Recommend configurations

When creating or editing a Metric monitor, users have the option to Recommend configuration. This helps to configure certain settings to optimize the effectiveness of the monitor.

When Recommend configuration is clicked, Monte Carlo runs queries on the table in order to recommend:

  • Aggregation: this defines if the monitor will filter just for recent rows vs. full-table scans, and if those will be grouped into hourly or daily buckets. For example: Aggregate metrics by day using created_dt and filter for data within a rolling time window of 2 days
  • Schedule: this defines how often the monitor will run. For example: Run monitor every 6 hours starting at 21:00 EDT

When these settings are not configured thoughtfully, the monitor may collect metrics on data that is not yet mature, or it may aggregate metrics in a way that introduces too much variance and desensitizes the machine learning.

It can take anywhere from a few seconds up to 2 minutes to generate a recommendation. Once available, users can then choose to accept or reject the recommendation. If accepted, it will overwrite any pre-selected settings for Aggregation and Schedule.

If it takes longer than 2 minutes to generate the recommendation, the query will be cancelled and the user will be asked to manually configure the monitor. This is to avoid accidentally long-running queries.
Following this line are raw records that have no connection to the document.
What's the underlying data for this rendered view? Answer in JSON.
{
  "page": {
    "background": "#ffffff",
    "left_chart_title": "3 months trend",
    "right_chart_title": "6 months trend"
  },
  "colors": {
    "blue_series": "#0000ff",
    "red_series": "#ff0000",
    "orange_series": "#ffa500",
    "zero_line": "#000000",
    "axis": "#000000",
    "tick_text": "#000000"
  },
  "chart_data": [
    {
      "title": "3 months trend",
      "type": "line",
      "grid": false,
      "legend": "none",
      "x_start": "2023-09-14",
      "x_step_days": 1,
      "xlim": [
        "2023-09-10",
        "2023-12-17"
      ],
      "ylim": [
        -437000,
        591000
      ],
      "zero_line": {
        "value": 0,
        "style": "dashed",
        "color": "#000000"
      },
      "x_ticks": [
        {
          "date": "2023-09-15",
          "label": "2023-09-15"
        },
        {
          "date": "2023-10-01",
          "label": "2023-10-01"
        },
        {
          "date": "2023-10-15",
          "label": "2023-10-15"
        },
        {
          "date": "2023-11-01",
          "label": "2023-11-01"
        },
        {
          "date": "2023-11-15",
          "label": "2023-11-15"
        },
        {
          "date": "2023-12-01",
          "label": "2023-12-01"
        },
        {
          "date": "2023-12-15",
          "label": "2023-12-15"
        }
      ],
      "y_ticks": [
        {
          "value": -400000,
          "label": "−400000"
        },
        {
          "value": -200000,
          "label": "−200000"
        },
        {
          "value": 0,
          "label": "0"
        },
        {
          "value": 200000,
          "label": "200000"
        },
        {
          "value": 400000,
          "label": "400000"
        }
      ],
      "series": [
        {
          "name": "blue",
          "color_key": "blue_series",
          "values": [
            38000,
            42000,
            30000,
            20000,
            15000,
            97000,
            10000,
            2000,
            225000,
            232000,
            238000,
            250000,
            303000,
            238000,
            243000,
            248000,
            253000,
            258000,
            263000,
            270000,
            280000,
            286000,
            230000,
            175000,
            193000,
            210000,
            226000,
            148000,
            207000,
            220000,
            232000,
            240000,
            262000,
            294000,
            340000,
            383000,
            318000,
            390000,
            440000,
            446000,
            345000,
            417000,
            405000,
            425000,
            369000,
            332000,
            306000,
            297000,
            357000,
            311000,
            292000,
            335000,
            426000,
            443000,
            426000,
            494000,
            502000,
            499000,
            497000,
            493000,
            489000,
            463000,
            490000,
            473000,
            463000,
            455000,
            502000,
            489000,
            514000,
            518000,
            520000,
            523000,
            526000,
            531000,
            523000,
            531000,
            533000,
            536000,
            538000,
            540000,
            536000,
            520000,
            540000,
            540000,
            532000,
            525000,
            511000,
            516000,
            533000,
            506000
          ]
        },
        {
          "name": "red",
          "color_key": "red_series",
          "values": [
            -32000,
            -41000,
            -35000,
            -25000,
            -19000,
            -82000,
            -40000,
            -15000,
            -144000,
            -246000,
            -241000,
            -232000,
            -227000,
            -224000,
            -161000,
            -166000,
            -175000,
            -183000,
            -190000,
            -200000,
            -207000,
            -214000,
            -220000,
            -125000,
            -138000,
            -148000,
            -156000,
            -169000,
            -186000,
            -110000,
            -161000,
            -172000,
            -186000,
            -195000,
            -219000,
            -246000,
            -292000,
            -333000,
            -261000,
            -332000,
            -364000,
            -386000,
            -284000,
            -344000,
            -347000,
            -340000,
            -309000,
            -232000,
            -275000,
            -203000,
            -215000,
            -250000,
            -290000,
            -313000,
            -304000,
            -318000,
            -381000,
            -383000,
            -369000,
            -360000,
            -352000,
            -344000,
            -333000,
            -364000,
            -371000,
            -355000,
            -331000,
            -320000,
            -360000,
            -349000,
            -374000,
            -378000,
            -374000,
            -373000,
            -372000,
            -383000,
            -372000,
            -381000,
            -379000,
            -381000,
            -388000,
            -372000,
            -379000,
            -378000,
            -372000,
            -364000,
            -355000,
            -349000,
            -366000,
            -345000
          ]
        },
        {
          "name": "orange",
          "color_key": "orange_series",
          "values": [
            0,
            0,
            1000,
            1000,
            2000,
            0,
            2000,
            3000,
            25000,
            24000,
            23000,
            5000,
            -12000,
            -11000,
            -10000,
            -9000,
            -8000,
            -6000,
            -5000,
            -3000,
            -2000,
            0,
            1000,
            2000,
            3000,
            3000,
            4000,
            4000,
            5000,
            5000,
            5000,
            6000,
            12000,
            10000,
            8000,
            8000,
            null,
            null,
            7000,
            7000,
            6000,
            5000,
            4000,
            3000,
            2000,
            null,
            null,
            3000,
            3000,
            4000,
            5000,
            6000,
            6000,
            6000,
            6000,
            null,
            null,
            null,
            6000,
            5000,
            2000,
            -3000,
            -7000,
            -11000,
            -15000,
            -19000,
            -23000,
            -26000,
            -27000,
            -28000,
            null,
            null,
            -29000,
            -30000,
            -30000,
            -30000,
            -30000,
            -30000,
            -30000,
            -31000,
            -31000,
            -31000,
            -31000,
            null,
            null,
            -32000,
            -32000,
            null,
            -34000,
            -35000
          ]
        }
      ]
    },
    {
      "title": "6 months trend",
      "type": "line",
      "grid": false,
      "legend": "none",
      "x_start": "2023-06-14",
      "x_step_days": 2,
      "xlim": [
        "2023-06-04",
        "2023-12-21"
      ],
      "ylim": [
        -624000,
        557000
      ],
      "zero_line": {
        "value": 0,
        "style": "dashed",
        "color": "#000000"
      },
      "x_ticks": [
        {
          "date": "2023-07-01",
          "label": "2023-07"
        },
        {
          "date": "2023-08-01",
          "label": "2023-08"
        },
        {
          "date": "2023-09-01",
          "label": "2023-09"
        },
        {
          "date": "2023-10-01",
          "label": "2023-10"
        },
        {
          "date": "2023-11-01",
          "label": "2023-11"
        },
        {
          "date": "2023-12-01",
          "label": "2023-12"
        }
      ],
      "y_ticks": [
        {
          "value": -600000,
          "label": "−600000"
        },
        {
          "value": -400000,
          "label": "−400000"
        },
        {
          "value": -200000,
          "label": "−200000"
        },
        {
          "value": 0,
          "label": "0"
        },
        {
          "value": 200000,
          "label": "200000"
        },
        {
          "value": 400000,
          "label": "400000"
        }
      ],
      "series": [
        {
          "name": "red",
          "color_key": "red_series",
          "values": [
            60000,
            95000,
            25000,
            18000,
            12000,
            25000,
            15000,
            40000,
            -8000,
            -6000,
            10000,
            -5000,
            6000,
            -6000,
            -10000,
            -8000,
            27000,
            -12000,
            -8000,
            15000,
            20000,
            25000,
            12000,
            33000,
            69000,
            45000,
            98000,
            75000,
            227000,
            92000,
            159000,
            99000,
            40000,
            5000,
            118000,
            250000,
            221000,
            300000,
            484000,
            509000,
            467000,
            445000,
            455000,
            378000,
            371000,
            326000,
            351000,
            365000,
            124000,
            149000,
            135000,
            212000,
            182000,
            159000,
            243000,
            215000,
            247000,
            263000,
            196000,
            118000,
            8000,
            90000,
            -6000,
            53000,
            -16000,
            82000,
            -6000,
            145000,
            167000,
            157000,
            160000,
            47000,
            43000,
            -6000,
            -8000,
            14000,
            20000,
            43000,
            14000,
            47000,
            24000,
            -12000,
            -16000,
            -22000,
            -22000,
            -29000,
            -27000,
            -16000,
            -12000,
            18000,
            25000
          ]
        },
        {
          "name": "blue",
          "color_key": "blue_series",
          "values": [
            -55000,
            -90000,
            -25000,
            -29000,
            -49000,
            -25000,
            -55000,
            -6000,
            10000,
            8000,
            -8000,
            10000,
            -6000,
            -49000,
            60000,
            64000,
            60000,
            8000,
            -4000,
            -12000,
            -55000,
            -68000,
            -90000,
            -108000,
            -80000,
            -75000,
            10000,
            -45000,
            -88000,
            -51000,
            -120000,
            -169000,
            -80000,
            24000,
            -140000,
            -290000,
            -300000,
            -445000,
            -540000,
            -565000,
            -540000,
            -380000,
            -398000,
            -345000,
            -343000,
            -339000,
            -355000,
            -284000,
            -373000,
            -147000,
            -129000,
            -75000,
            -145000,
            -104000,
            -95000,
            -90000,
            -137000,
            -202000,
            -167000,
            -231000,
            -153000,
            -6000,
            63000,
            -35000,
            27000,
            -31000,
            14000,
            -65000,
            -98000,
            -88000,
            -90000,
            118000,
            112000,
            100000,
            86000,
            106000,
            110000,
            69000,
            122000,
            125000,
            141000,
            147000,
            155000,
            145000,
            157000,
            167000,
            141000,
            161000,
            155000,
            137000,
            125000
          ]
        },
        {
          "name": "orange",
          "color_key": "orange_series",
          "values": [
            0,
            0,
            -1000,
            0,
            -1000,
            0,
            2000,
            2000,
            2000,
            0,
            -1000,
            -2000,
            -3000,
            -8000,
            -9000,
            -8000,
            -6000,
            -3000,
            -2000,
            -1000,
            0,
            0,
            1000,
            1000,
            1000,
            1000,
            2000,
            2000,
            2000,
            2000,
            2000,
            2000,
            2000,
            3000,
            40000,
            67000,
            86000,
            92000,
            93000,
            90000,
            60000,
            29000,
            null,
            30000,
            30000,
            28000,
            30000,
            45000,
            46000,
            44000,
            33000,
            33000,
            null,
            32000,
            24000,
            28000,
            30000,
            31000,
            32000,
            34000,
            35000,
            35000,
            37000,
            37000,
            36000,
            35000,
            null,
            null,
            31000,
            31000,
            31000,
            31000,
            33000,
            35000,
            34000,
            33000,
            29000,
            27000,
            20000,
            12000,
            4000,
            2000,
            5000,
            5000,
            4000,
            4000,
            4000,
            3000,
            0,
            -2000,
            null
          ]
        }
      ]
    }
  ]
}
**Recommend configurations** button in the **Choose data** section of Metric monitor creation.

Recommend configurations button in the Choose data section of Metric monitor creation.

Once a recommendation is available, users can review before accepting or rejecting.

Once a recommendation is available, users can review before accepting or rejecting.

Factors included in the recommendation

Several factors are considered when generating a recommendation.

For Aggregation, considerations include:

  • Is there a valid date field?
  • Is there a valid time field?
  • What is the distance of MAX timestamp from the current time?
  • Will hourly vs daily buckets produce better row counts per sample for anomaly detection?

For Schedule, considerations include:

  • How frequently is the table updated?
  • Is the table a Key Asset or not?